The kids are all doing fine. Will is eight, Emily almost five and Abby eighteen months. They love the new house and are currently after us to get a pet. Fat chance! We car pool with a family about .25 miles from here and one morning we got in the van and Will said, “Mom, what’s that black thing rolling on the floor?” We were running late and I was in a less than good humor. I said, “Will, it’s probably a toy, sit back and buckle up.” I started to put the car in reverse when out of the corner of my eye I saw a kamikaze mouse. It was a mouse on a mission mind you, not your slow moving hesitant variety. Little Mickey was freaked out that we had invaded his space and was hurling his body as fast and as wild as he could around the inside of the van with us. Of course, being the calm, collected person that I am I went, “BLLLLLAAHHHH!” and jumped out of the van screaming bloody murder! It’s each man for himself and damn the kids who are strapped in the van, unable to save themselves!

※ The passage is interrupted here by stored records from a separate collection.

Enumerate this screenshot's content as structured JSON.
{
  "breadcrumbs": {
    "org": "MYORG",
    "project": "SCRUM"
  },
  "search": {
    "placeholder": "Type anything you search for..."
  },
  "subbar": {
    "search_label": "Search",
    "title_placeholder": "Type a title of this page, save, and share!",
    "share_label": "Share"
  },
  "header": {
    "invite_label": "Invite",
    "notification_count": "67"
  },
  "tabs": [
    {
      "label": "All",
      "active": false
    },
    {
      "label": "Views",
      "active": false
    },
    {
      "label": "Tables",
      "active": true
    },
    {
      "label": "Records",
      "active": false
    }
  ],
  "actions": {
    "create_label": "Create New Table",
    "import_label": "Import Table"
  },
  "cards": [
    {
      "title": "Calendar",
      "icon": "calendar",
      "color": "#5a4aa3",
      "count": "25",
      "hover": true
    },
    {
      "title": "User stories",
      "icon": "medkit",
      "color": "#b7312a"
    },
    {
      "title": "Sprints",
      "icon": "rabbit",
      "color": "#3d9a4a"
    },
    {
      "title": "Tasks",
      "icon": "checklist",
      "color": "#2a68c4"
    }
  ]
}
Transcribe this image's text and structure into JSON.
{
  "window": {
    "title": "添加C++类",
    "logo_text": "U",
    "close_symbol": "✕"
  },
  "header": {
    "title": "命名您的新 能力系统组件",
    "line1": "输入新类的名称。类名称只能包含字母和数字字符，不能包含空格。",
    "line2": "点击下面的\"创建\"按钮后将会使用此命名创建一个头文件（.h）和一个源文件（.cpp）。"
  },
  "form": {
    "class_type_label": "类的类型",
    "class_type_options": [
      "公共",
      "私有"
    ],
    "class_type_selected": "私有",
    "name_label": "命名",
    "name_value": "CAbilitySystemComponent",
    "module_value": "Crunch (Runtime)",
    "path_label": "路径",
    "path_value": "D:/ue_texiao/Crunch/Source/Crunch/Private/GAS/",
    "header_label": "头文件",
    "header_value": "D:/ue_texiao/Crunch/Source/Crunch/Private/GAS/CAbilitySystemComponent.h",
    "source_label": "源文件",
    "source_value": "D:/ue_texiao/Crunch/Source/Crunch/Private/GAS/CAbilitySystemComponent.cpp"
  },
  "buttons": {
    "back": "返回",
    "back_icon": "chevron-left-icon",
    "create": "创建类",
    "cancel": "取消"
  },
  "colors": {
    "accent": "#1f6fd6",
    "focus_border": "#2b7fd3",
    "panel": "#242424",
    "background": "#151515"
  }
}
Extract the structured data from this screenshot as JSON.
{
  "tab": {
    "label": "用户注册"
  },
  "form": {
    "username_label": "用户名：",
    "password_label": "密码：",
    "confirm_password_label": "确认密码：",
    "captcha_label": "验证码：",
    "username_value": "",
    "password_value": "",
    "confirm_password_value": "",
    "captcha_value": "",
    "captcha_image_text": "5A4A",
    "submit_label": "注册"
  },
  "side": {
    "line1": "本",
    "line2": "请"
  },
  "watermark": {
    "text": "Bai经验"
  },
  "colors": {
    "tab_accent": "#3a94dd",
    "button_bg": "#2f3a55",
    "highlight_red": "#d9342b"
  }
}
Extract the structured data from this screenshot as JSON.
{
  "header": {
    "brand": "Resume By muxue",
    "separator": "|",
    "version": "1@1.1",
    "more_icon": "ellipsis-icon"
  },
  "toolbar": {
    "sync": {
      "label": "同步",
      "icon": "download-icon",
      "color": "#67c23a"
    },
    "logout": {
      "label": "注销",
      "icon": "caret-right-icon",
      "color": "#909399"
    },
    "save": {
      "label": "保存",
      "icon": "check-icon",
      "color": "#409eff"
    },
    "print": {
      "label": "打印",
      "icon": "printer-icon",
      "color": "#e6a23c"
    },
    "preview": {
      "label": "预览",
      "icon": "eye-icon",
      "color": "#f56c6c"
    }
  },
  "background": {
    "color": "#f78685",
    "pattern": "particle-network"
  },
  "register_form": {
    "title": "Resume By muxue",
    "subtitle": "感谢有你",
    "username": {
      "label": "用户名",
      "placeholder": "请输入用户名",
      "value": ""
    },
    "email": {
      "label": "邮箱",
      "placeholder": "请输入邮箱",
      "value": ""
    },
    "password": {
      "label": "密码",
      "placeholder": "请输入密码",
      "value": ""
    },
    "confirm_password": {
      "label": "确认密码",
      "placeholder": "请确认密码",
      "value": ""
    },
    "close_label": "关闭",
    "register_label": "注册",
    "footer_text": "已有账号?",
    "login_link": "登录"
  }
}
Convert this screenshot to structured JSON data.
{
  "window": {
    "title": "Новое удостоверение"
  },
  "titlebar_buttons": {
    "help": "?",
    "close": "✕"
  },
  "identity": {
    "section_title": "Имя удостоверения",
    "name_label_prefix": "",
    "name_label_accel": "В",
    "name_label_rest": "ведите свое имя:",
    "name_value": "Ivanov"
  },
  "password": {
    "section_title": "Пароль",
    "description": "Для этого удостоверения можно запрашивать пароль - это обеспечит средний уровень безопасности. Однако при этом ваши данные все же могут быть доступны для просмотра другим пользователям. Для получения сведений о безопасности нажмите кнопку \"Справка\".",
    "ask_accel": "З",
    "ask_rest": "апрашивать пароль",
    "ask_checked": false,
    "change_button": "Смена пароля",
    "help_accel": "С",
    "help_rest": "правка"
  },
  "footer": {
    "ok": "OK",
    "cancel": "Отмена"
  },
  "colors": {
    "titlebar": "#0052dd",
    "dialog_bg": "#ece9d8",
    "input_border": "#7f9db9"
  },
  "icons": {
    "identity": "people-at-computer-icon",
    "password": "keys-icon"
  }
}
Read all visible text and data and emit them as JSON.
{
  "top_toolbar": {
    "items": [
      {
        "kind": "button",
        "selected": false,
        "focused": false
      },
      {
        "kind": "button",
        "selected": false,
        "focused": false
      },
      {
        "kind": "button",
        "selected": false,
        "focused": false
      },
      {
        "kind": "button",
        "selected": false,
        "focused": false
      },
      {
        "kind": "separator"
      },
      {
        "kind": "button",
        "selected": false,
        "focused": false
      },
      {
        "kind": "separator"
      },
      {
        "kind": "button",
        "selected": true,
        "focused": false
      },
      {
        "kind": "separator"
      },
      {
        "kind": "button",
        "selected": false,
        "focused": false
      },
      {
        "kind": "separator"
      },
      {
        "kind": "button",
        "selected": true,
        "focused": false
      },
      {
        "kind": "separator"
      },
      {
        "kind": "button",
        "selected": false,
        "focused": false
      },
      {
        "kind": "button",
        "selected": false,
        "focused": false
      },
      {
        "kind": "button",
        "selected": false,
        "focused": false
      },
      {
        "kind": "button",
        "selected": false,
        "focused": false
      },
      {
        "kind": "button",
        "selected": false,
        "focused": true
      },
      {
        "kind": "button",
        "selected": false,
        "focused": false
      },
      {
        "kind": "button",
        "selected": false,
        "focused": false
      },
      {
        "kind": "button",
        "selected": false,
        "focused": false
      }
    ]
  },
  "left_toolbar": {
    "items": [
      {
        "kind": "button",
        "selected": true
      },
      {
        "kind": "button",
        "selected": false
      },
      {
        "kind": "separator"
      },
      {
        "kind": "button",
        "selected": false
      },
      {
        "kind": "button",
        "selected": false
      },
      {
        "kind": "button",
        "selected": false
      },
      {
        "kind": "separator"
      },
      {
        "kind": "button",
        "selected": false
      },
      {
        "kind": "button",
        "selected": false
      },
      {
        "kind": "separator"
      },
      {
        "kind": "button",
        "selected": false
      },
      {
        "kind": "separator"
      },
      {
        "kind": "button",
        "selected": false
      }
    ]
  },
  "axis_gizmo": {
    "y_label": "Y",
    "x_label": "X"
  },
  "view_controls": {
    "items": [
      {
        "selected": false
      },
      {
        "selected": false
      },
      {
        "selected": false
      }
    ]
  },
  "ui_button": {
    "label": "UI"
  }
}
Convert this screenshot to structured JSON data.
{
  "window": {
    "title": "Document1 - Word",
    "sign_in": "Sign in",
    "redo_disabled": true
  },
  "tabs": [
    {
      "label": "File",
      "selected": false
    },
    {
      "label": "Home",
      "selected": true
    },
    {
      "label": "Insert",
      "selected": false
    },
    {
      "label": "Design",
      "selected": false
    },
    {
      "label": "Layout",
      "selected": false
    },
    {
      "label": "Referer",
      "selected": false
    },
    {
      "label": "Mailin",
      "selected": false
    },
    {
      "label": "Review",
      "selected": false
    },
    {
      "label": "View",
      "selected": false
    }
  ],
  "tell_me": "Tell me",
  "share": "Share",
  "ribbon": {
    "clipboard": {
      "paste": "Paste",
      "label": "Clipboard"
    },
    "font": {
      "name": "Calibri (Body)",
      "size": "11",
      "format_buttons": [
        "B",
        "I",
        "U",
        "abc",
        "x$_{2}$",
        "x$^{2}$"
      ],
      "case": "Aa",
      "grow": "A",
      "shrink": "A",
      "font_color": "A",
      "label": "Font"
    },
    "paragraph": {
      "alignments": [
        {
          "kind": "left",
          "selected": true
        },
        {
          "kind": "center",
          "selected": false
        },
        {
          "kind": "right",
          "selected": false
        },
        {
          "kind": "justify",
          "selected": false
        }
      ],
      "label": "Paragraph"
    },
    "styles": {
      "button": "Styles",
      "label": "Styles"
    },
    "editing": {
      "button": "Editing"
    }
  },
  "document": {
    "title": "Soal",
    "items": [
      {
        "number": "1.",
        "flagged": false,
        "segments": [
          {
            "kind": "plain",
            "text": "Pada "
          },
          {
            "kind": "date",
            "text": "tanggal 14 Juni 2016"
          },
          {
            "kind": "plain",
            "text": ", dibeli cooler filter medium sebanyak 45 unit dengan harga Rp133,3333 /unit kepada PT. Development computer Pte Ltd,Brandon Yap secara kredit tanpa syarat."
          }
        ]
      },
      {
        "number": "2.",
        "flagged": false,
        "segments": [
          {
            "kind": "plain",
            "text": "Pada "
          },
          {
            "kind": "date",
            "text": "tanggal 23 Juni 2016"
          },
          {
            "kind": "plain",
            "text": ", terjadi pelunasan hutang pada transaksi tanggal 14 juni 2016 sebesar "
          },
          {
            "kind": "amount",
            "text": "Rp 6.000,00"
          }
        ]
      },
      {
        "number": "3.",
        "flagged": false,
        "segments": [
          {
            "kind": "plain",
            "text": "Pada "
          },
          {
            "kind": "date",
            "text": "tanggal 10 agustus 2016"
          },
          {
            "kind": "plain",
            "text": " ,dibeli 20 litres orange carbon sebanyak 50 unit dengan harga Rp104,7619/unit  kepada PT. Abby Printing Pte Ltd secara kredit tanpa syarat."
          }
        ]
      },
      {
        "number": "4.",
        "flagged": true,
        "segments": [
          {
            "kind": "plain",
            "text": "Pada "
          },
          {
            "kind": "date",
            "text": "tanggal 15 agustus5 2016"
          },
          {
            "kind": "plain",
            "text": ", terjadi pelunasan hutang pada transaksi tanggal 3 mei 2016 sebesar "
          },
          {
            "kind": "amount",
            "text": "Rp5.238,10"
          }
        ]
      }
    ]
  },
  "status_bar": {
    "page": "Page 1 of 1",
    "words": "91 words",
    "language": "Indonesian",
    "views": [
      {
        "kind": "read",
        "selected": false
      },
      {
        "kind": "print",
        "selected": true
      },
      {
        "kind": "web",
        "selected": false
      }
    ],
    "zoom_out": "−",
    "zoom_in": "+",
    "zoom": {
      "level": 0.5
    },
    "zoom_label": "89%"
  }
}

At this point Will was bawling, Emily was screeching and as she was trapped, strapped in her car seat, Abby was looking quizzically at me like, “Mom, what the heck is the matter with you?” I had no other choice but to get back in the car and take Will to school. So I put it in reverse. Now, let me mention here that this should not be done by another family in the interest of safety, but my kids (one still screaming, the other blubbering hysterically) sat on the backs of their van seats while I went from 0 to 85 mph to the other family’s house. I drove, twisted like a pretzel, with one foot completely in the air, the other foot jammed on the accelerator. I whipped into their driveway and ended up taking their car the rest of the way to school. Then their retired neighbor came over and tried to help me get the mouse out. At this point Emily and I decided that there were two mice as she swears she saw one bail overboard and the other was hurling itself all over the inside of the van. After 45 minutes of trying to skewer the darn thing with a yard stick, I played helpless female (well, actually I wasn’t really playing) and called Mike at work to come and help. We finally got the mouse after setting several glue traps in the car for the day. Needless to say, a family pet is not in the near future for us and perhaps coincidently the van is up for sale. Please call if you are interested.